Hay numerosos paneos y trávelins de vistas amplias, y es evidente el trabajo comprometido de incontables extras y el diseño de producción para coreografiar los planos, y, así, éstos contienen varias escenas; si hubiera más cortes, habría resultado efectista. La visualidad es austera, volviéndose trascendental, ya que contemplamos la humanidad a través de los ojos de una mujer que no pertenece a esta dimensión. Ella es, adecuadamente, pura.
En la habitación de un motel, una ingenua Cleo está tapada en la cama, y el hombre con el que ha estado saliendo realiza, desnudo, una rutina de artes marciales frente a ella, con el palo de la cortina de la ducha. Es el único momento erótico de Roma, y uno de varios cómicos, al preguntarle Cleo a él si hace mucho ejercicio. Ella es virgen, por supuesto que no sabe cómo llevar una conversación en ese contexto, y la novata Aparicio es perfecta para transmitir los matices de la personalidad de Cleo en ésta y otras escenas de diferentes exigencias emocionales. La fotografía aquí es, asimismo, sobresaliente, puesto que el hombre está encuadrado en un plano fijo, pero con hasta cinco fondos, en cada uno de los cuales él realiza una acción específica, y, a medida que se acerca al lente, la iluminación cambia.

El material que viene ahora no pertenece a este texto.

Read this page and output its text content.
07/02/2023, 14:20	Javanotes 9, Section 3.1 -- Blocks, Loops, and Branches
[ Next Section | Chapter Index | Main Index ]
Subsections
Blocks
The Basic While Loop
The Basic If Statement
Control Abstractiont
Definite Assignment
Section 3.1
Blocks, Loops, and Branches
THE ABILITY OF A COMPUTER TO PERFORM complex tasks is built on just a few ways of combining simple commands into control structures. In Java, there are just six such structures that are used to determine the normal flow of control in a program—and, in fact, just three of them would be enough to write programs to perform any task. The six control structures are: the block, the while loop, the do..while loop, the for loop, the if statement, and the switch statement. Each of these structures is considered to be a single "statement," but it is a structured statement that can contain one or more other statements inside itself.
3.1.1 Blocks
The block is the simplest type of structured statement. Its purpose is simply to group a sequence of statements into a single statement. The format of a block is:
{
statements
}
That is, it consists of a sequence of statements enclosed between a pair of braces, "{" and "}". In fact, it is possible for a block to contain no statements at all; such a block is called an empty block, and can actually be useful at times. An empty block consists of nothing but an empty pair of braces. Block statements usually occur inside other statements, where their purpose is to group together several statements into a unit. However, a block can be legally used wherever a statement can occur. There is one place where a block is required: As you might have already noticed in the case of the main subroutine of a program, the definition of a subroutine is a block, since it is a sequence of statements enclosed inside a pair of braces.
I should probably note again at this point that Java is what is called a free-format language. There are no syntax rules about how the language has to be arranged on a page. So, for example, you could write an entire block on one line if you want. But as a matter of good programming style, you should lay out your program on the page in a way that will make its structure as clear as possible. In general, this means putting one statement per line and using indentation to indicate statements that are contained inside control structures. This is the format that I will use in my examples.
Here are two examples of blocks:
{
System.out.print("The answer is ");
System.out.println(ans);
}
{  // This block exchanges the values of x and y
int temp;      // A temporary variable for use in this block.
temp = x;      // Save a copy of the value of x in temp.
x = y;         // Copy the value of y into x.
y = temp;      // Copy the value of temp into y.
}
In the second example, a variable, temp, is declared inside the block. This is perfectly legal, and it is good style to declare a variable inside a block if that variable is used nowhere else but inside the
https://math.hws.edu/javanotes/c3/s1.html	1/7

Sin embargo, es el diseño de sonido lo que dota al visionado de visceralidad. Escuchamos sonidos por doquier, conversaciones entre extraños, ruidos de autos, aves, sirenas, árboles, vientos variantes; y los que adquieren énfasis son aquellos de los personajes cuando están lejos, confundidos en la multitud. Estamos dentro de Roma, viviéndola.
Es una bella película que nos hace pensar en nuestros seres queridos, imaginarnos como habrían visto la televisión, cuánto les gustaba escuchar a Juan Gabriel, qué preferían ver en el cine, con qué calzado caminaban por la calle. Cada vez que pienso en Roma, me siento más cerca de sus personajes. Cuarón nos permite participar de su amor por su familia y la vida misma, y nos eleva a un cielo iluminado por un fulgurante sol.